3. In general performance regressions of Valhalla checks caused by 3 reasons:
   
   - Increased amount of instructions. More work (checks) has to be done.
   
   - Complex tags and masks. Having non single bit mask is not an issue itself. But it always spoils a register. And causes more and more register spilling (as avalanche) and may crash performance of tight sensitive loop. Particularity that induced register spilling is the source of regression. I will advocate for the single bit masks as much as possible.

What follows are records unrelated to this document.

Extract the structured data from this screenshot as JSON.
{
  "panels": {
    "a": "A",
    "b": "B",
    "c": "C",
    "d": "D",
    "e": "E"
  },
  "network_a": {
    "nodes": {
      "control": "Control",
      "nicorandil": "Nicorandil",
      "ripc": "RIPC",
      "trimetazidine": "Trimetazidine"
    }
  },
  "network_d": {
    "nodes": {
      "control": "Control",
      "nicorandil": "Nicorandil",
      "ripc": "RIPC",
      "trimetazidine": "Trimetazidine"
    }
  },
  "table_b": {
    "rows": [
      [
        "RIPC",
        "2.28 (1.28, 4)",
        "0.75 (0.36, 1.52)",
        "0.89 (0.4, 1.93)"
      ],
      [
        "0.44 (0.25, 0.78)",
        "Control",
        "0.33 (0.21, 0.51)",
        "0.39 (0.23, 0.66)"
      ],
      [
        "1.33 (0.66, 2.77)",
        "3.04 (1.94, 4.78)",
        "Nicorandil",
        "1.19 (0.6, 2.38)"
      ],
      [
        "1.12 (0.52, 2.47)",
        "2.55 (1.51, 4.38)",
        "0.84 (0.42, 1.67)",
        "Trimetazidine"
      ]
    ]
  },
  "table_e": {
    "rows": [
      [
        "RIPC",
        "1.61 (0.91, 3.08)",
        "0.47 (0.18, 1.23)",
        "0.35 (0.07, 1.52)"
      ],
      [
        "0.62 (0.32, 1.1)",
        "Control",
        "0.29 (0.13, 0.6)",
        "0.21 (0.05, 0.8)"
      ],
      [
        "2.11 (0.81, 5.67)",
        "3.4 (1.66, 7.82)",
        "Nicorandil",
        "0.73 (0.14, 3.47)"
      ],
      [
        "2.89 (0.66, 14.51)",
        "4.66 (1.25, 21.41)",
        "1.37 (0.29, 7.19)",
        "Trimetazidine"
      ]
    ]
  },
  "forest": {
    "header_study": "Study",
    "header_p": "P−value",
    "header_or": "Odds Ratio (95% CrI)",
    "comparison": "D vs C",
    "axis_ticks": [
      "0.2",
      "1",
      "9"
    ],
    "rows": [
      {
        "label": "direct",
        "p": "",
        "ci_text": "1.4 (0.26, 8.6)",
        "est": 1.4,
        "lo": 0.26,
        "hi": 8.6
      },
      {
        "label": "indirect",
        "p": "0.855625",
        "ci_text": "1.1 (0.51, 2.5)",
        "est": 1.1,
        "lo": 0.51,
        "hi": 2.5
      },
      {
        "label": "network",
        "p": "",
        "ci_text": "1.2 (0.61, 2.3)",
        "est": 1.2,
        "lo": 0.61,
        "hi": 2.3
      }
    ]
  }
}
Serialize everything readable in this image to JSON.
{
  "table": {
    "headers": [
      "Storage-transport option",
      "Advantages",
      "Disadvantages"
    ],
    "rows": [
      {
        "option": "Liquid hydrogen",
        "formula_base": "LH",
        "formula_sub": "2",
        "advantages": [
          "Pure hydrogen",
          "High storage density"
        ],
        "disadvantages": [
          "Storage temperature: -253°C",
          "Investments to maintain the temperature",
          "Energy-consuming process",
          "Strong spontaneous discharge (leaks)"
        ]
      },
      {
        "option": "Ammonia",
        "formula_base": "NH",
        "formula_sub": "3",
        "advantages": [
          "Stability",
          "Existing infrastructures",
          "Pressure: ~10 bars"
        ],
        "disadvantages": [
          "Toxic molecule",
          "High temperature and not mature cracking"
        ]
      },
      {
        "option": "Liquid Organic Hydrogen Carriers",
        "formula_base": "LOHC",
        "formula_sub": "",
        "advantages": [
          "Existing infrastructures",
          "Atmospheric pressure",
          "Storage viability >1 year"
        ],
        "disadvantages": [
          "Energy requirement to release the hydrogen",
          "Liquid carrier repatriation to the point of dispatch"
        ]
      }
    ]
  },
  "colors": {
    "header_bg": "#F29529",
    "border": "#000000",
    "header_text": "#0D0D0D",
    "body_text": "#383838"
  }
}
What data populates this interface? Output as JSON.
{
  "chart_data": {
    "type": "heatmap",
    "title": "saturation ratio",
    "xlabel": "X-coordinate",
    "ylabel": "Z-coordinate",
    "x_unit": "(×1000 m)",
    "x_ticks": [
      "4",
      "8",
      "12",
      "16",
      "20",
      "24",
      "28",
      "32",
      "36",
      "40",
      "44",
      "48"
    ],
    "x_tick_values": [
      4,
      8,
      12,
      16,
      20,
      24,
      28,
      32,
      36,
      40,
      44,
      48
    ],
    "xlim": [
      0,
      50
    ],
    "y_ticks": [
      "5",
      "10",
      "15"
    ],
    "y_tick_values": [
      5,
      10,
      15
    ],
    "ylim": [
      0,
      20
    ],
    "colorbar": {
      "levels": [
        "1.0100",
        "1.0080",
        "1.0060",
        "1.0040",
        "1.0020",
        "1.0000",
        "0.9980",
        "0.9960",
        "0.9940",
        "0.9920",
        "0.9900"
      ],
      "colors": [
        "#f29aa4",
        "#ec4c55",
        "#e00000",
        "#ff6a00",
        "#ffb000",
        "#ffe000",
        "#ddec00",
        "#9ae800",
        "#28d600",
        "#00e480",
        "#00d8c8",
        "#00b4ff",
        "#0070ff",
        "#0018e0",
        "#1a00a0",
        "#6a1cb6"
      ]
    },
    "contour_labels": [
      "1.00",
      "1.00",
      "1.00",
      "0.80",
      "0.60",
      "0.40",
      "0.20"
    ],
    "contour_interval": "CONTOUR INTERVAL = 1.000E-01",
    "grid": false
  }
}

As for layout helper tag - 3 values for 8 bits - more than enough.
   
    By the way: We don't have CMS anymore. Biased locking is going away. Markword became simpler. Could we find a one bit in markwork to mark inline type object?
    
    - More memory loads and cache misses. Unavoidable. The only way - to make better and better out of loop hoisting and checks elimination.